Ok — the students in my class won’t show up for two weeks, but I have finished the gruesome task of cramming a 14 week course into six class sessions (some of which are 8 hours!). They will probably hate me.
But the biggest problem that I encounter every time I teach this class is how to make policy relevant to all of the people who make policy every day (or at least every week) but don’t think of themselves as policy makers. That would include teachers (who obviously work to establish a wide variety of policies to manage their classrooms), principals or deans in higher education, and a wide variety of administrators who are located here and there within the bureaucracies that we interact with daily. No, they don’t legislate, and they often work within somewhat limited spheres of authority, but their policies are often more important for the operation of any school or university than the Board.
Ok: Here’s my latest experience. I am chairing a committee for a colleague who has asked for promotion to full professor. As anyone who has done this knows, there are a number of written policies that guide the process — most of which are designed to make sure that the process of review is thorough, has independent input, and is equitable. I have all of those written policies from the University of Minnesota and my college in a folder. As I was preparing to send out the requisite packets of review information to the requisite number of external reviewers from other institutions, I was informed by my department chair that “it was department policy that we also send the individual’s statement about their research, teaching, and service”. Well, I know that it is customary that we send the research statement because that is where the candidate for promotion can explain the “big picture” that hovers over the details of their list of publications on the weighty academic vita.

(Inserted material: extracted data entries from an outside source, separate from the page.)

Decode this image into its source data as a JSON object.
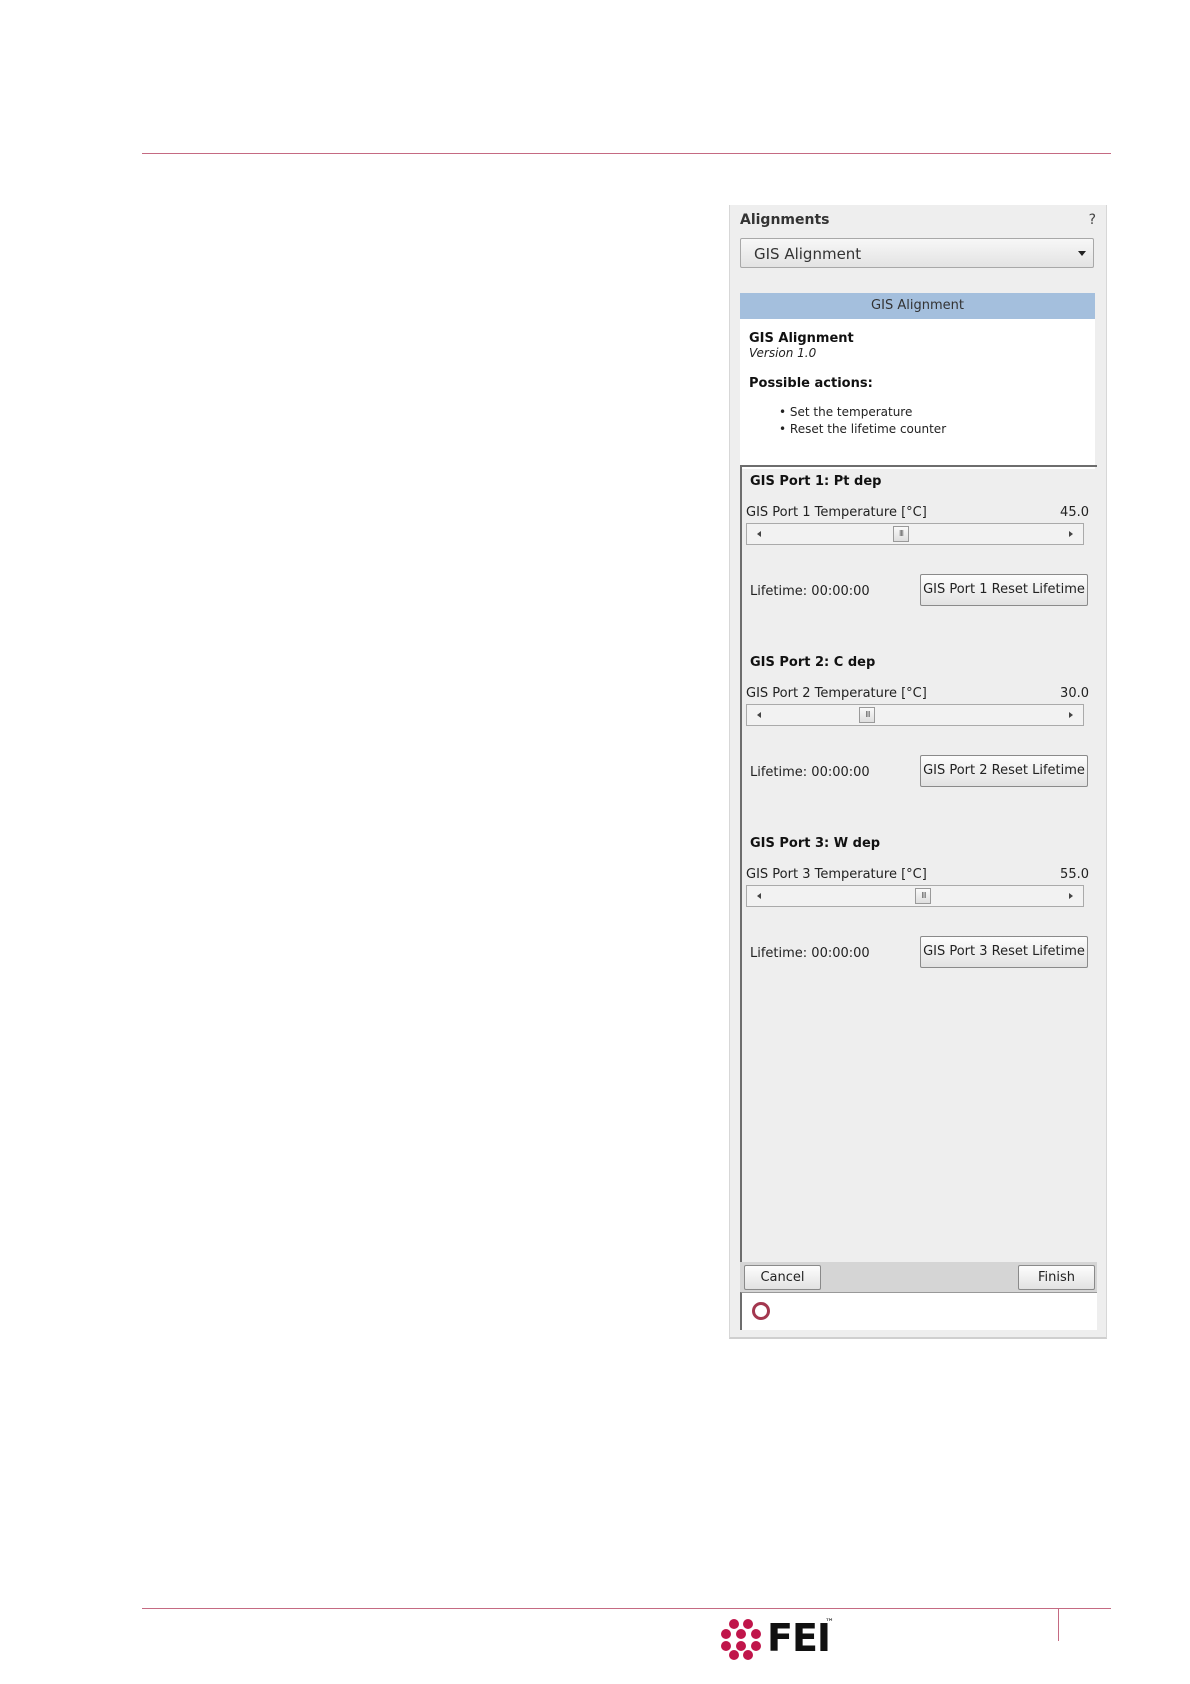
{
  "panel": {
    "title": "Alignments",
    "help": "?",
    "dropdown_value": "GIS Alignment",
    "section_header": "GIS Alignment",
    "info_title": "GIS Alignment",
    "info_version": "Version 1.0",
    "actions_title": "Possible actions:",
    "actions": [
      "Set the temperature",
      "Reset the lifetime counter"
    ]
  },
  "ports": [
    {
      "title": "GIS Port 1: Pt dep",
      "temp_label": "GIS Port 1 Temperature [°C]",
      "temp_value": "45.0",
      "slider_level": 0.45,
      "lifetime": "Lifetime: 00:00:00",
      "reset_label": "GIS Port 1 Reset Lifetime"
    },
    {
      "title": "GIS Port 2: C dep",
      "temp_label": "GIS Port 2 Temperature [°C]",
      "temp_value": "30.0",
      "slider_level": 0.33,
      "lifetime": "Lifetime: 00:00:00",
      "reset_label": "GIS Port 2 Reset Lifetime"
    },
    {
      "title": "GIS Port 3: W dep",
      "temp_label": "GIS Port 3 Temperature [°C]",
      "temp_value": "55.0",
      "slider_level": 0.53,
      "lifetime": "Lifetime: 00:00:00",
      "reset_label": "GIS Port 3 Reset Lifetime"
    }
  ],
  "footer": {
    "cancel": "Cancel",
    "finish": "Finish"
  },
  "brand": {
    "logo_text": "FEI",
    "tm": "™",
    "accent": "#c0154a"
  },
  "colors": {
    "rule": "#c56a82",
    "header_bar": "#a4bfdd"
  }
}
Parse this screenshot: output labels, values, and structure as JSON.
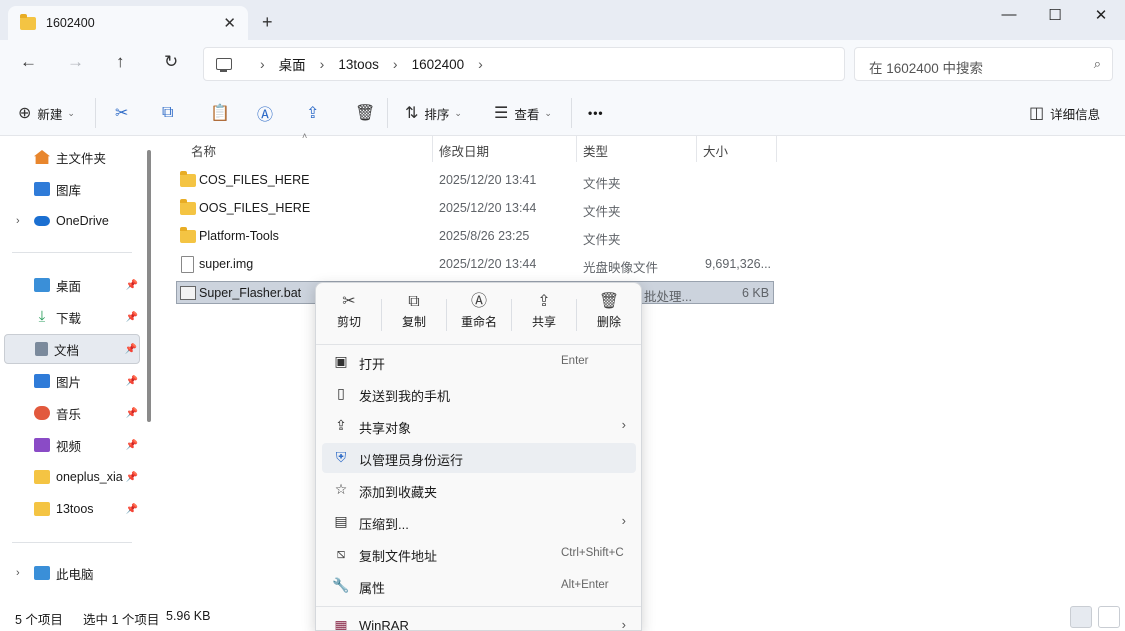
{
  "tab": {
    "title": "1602400",
    "close": "✕",
    "new": "+"
  },
  "window": {
    "minimize": "—",
    "maximize": "☐",
    "close": "✕"
  },
  "nav": {
    "back": "←",
    "forward": "→",
    "up": "↑",
    "refresh": "↻"
  },
  "breadcrumb": [
    "桌面",
    "13toos",
    "1602400"
  ],
  "search": {
    "placeholder": "在 1602400 中搜索"
  },
  "toolbar": {
    "new": "新建",
    "sort": "排序",
    "view": "查看",
    "more": "•••",
    "details": "详细信息"
  },
  "sidebar": {
    "home": "主文件夹",
    "gallery": "图库",
    "onedrive": "OneDrive",
    "pinned": [
      "桌面",
      "下载",
      "文档",
      "图片",
      "音乐",
      "视频",
      "oneplus_xia",
      "13toos"
    ],
    "thispc": "此电脑"
  },
  "columns": {
    "name": "名称",
    "date": "修改日期",
    "type": "类型",
    "size": "大小"
  },
  "files": [
    {
      "name": "COS_FILES_HERE",
      "date": "2025/12/20 13:41",
      "type": "文件夹",
      "size": ""
    },
    {
      "name": "OOS_FILES_HERE",
      "date": "2025/12/20 13:44",
      "type": "文件夹",
      "size": ""
    },
    {
      "name": "Platform-Tools",
      "date": "2025/8/26 23:25",
      "type": "文件夹",
      "size": ""
    },
    {
      "name": "super.img",
      "date": "2025/12/20 13:44",
      "type": "光盘映像文件",
      "size": "9,691,326..."
    },
    {
      "name": "Super_Flasher.bat",
      "date": "",
      "type": "批处理...",
      "size": "6 KB"
    }
  ],
  "status": {
    "count": "5 个项目",
    "selected": "选中 1 个项目",
    "size": "5.96 KB"
  },
  "context_menu": {
    "quick": [
      "剪切",
      "复制",
      "重命名",
      "共享",
      "删除"
    ],
    "items": [
      {
        "label": "打开",
        "accel": "Enter"
      },
      {
        "label": "发送到我的手机",
        "accel": ""
      },
      {
        "label": "共享对象",
        "accel": ""
      },
      {
        "label": "以管理员身份运行",
        "accel": ""
      },
      {
        "label": "添加到收藏夹",
        "accel": ""
      },
      {
        "label": "压缩到...",
        "accel": ""
      },
      {
        "label": "复制文件地址",
        "accel": "Ctrl+Shift+C"
      },
      {
        "label": "属性",
        "accel": "Alt+Enter"
      },
      {
        "label": "WinRAR",
        "accel": ""
      }
    ]
  },
  "colors": {
    "folder": "#f4c443",
    "accent": "#2e6bc7",
    "selection": "#ccd3dd"
  }
}
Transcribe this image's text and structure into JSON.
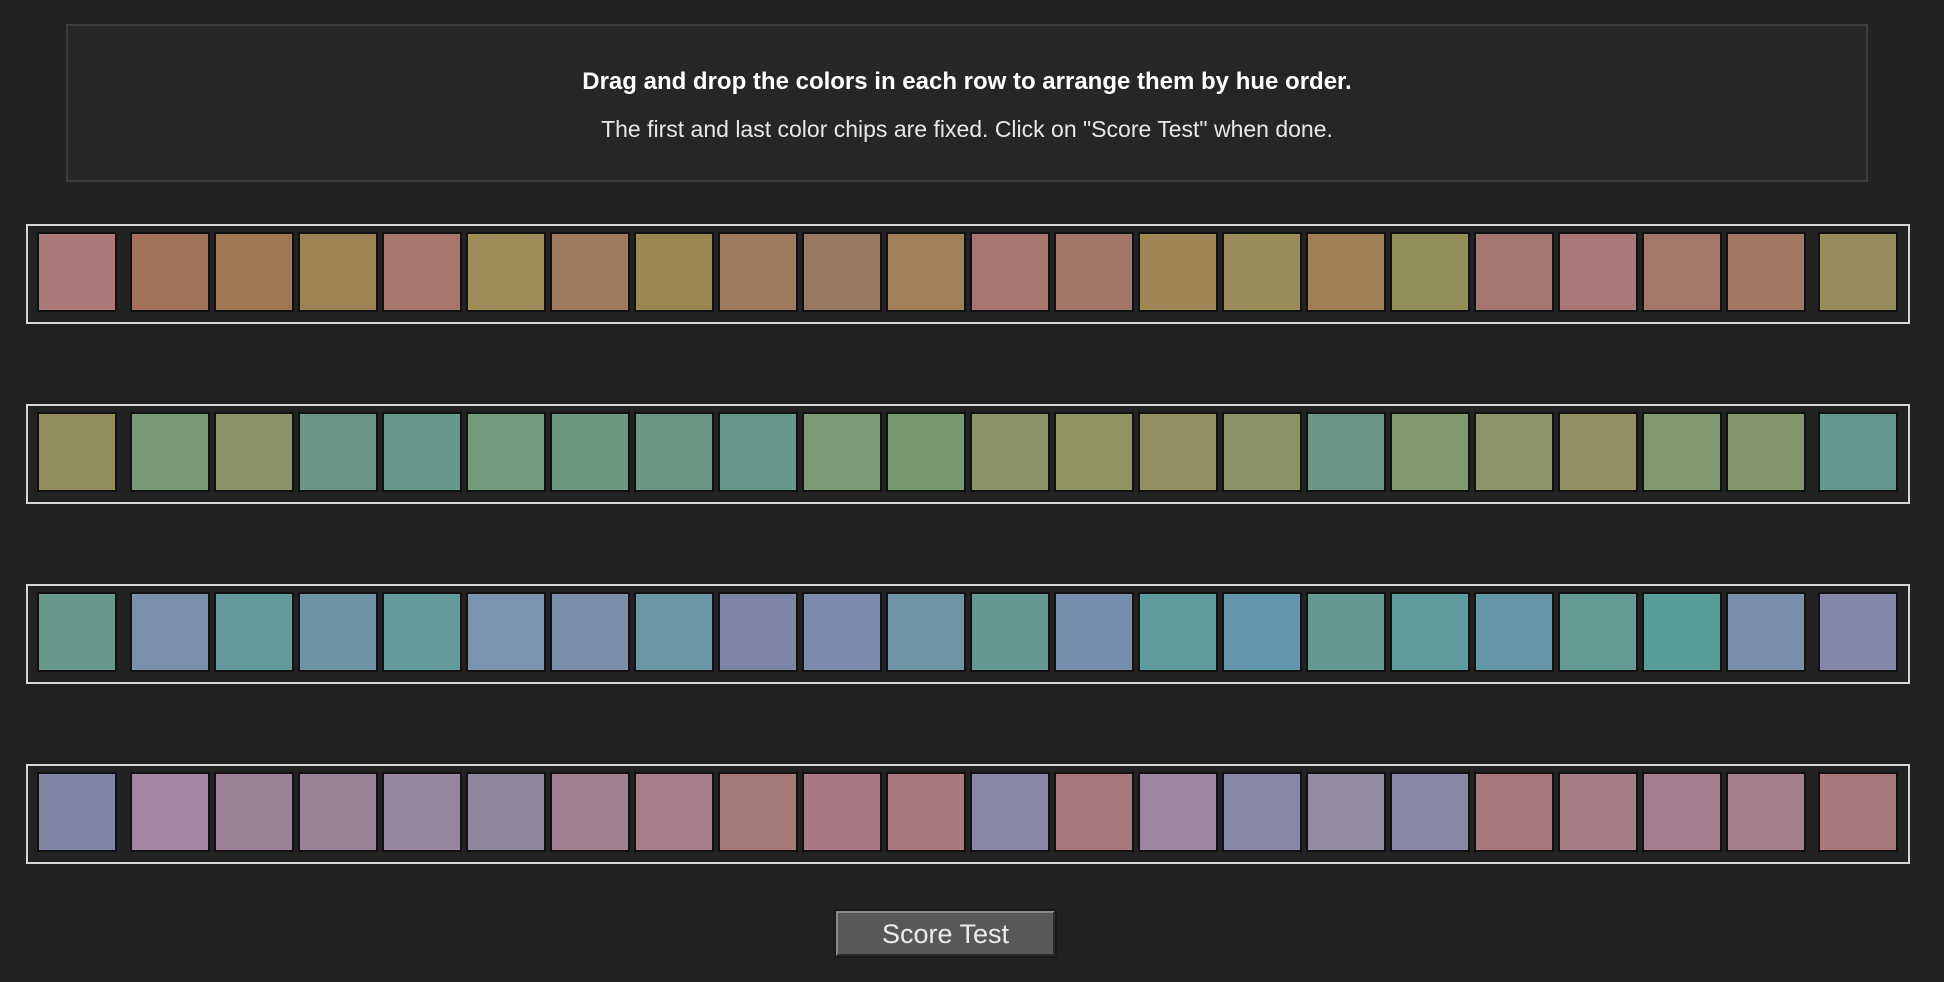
{
  "instructions": {
    "title": "Drag and drop the colors in each row to arrange them by hue order.",
    "subtitle": "The first and last color chips are fixed. Click on \"Score Test\" when done."
  },
  "score_button": {
    "label": "Score Test"
  },
  "rows": [
    {
      "name": "row-1",
      "chips": [
        "#ab787a",
        "#a2725d",
        "#a07853",
        "#9e8352",
        "#a7766c",
        "#9e8c59",
        "#a07a5c",
        "#998650",
        "#a07a5f",
        "#977a63",
        "#a17f59",
        "#a87670",
        "#a47569",
        "#9f8655",
        "#9a8c5a",
        "#a17f55",
        "#928e58",
        "#a57670",
        "#a97778",
        "#a5766a",
        "#a37862",
        "#948c5b"
      ]
    },
    {
      "name": "row-2",
      "chips": [
        "#938c5b",
        "#7a9977",
        "#8a9468",
        "#6a9485",
        "#66978c",
        "#739a7b",
        "#6b9880",
        "#6a9583",
        "#65968c",
        "#7c9a75",
        "#76976f",
        "#8a9466",
        "#919361",
        "#928f60",
        "#899365",
        "#6a9483",
        "#82996f",
        "#8c946a",
        "#939164",
        "#809971",
        "#84966c",
        "#63978e"
      ]
    },
    {
      "name": "row-3",
      "chips": [
        "#65978a",
        "#7b90aa",
        "#64999c",
        "#6e93a5",
        "#659a9b",
        "#7a93ae",
        "#7b8faa",
        "#6a97a6",
        "#7c85a6",
        "#7c8aab",
        "#6d95a5",
        "#63978f",
        "#748eab",
        "#5f9a9c",
        "#6396ab",
        "#64978f",
        "#5f9a9d",
        "#6496a6",
        "#649a94",
        "#599c96",
        "#7a8fab",
        "#8587a8"
      ]
    },
    {
      "name": "row-4",
      "chips": [
        "#8087a6",
        "#a2859e",
        "#9b8299",
        "#998398",
        "#97869d",
        "#8e879e",
        "#a08191",
        "#a57e8a",
        "#a57878",
        "#a87884",
        "#a7787d",
        "#8887a5",
        "#a5767c",
        "#9a869f",
        "#8787a6",
        "#928a9f",
        "#8888a6",
        "#a5777c",
        "#a67c85",
        "#a47d8e",
        "#a4808e",
        "#a7787a"
      ]
    }
  ]
}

But, there is nothing in writing that says that we also send the teaching and service statements, and we do not ask the external reviewers to comment on either teaching or service.
Because I am a trouble maker, I asked how that came to be policy. The answer was that the last two candidates had done so and the former department chair mentioned that it was a good idea and reiterated that on the phone.
So here is the question: WHAT IS THE DIFFERENCE BETWEEN A PRACTICE AND A POLICY? WHEN DOES INFORMAL BUT UNDERSTOOD PRACTICE BECOME A POLICY? WHO GETS TO DECIDE WHEN THIS HAPPENS?
The corollary questions are: What distinguishes “problems of practice” that can become “policy problems” from those that do not? How often does a “problem of practice” need to occur before it becomes policy relevant?